A virtude política, nesse sentido, é essencial. Governar exige a renúncia aos interesses particulares em nome do bem comum — a polis. Para Aristóteles, a política deve ser orientada pela ética, e um bom governo é aquele que busca a realização da justiça e do bem coletivo.

Separação dos poderes
Separação dos poderes

No entanto, a presença das paixões humanas — como o desejo de poder, riqueza e prestígio — representa um obstáculo permanente à virtude pública. Assim, a corrupção não é apenas uma ação, mas uma disposição interna, uma paixão, como já apontavam Maquiavel e Madison. Apenas por meio do cultivo da virtude e do fortalecimento das instituições é possível conter suas manifestações mais destrutivas.

Políbio
Políbio

Para Políbio, o antagonismo entre os poderes favorecia a estabilidade do governo. A república era considerada um bem sagrado pelos romanos e pelos povos que viviam sob seu domínio. No entanto, como não se podia esperar que todos os cidadãos fossem naturalmente virtuosos, surgem as leis como instrumentos para determinar e orientar a virtude por meio da sua observância. A honestidade, nesse contexto, aparece como uma das virtudes fundamentais para legitimar o bom governo, sustentado pela conduta ética dos cidadãos.

Cícero, por sua vez, complementa essa perspectiva ao destacar que a lei, por si só, é ineficaz se o cidadão não for educado no exercício da virtude. Para ele, a virtude se expressa no cumprimento dos deveres cívicos, sendo a corrupção a antítese da honestidade. Por isso, Cícero concebe a figura do "homem bom" como um ideal jurídico presente nas leis — aquele cuja conduta orienta-se pela moralidade pública.

Cícero
Cícero

Com a cristianização do Império Romano, uma nova filosofia política se instaura. Santo Agostinho defende que o cristianismo contribui para a diminuição da corrupção ao afastar o homem do amor à cidade terrena e aos bens materiais, orientando-o à busca pela cidade celestial e pela virtude divina. Dessa forma, o foco na salvação e no amor a Deus tenderia a conter as paixões e ambições corruptoras.
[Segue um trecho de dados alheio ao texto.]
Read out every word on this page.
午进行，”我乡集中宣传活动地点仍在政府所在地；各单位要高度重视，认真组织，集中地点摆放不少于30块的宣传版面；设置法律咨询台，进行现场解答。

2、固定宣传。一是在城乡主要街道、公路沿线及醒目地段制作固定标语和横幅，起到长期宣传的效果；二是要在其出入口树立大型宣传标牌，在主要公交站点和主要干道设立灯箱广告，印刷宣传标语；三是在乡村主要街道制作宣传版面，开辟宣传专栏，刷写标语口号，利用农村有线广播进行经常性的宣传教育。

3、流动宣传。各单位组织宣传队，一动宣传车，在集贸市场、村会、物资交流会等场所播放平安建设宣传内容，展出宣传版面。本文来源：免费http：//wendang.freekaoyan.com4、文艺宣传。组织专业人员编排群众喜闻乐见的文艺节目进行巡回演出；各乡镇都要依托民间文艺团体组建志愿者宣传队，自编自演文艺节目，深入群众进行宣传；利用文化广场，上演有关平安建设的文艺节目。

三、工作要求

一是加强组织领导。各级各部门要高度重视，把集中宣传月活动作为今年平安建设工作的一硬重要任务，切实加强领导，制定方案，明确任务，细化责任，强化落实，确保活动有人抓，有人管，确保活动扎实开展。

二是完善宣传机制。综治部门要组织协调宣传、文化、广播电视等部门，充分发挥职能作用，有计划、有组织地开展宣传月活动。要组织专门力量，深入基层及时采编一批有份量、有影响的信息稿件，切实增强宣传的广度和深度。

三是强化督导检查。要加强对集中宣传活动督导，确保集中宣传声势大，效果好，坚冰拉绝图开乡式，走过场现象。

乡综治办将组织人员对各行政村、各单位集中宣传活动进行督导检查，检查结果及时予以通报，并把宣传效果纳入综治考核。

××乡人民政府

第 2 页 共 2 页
Entretanto, pensadores como Maquiavel e Gibbon interpretam a oficialização do cristianismo como um fator que precipitou a decadência romana, pois esvaziou o interesse político e cívico, levando à fragmentação do império. A filosofia aristotélica, então, perde espaço, já que a religião passa a predominar como orientadora da política. Aristóteles acreditava que a política poderia ser transformada pela virtude do cidadão; já a teologia cristã entendia a corrupção como uma consequência da queda do homem. Ainda assim, acreditava-se que o hábito virtuoso poderia ser restaurado pela fé.

Nesse cenário, a monarquia era vista como a forma de governo mais adequada, pois o monarca, por deter todos os bens, não teria nada a desejar que o corrompesse. Para o cristianismo, portanto, o governante ideal era aquele cuja virtude estivesse atrelada à fé e à autoridade religiosa, dando origem ao modelo do papado como figura incorruptível.

Assim, enquanto Aristóteles via na virtude um caminho para combater a corrupção, Políbio confiava na lei para coagir comportamentos virtuosos. Já o cristianismo oferecia a graça divina como meio de purificação e controle das paixões humanas, através do cumprimento dos mandamentos (não matar, não roubar, não cobiçar etc.).

Contudo, como a história demonstrou, nenhum governo escapou à corrupção. Isso porque a política é feita por homens — e não por deuses.

Segundo Fernando Filgueiras (2021, p. 42), a ciência política moderna provocou uma ruptura ao desvincular a corrupção de um problema puramente moral, compreendendo-a como uma questão institucional e legal.

Montesquieu, por exemplo, compreendia a República como uma forma frágil de governo, pois dependia da virtude e da moralidade dos cidadãos. Para ele, as desigualdades sociais minavam a virtude, dando origem a sentimentos como inveja e cobiça, que poderiam fomentar a corrupção.

Montesquieu
Montesquieu

Montesquieu propôs a punição moral — a exposição pública de atos corruptos — como uma forma de coerção para inibir desvios. Além disso, valorizou a monarquia constitucional com divisão de poderes como um modelo eficaz de contenção das paixões individuais. A república, sem freios institucionais sólidos, tornava-se vulnerável à corrupção, pois não dispunha de mecanismos que contivessem o ímpeto humano, levando à desordem social semelhante ao “estado de natureza” hobbesiano, no qual reinaria a luta de todos contra todos.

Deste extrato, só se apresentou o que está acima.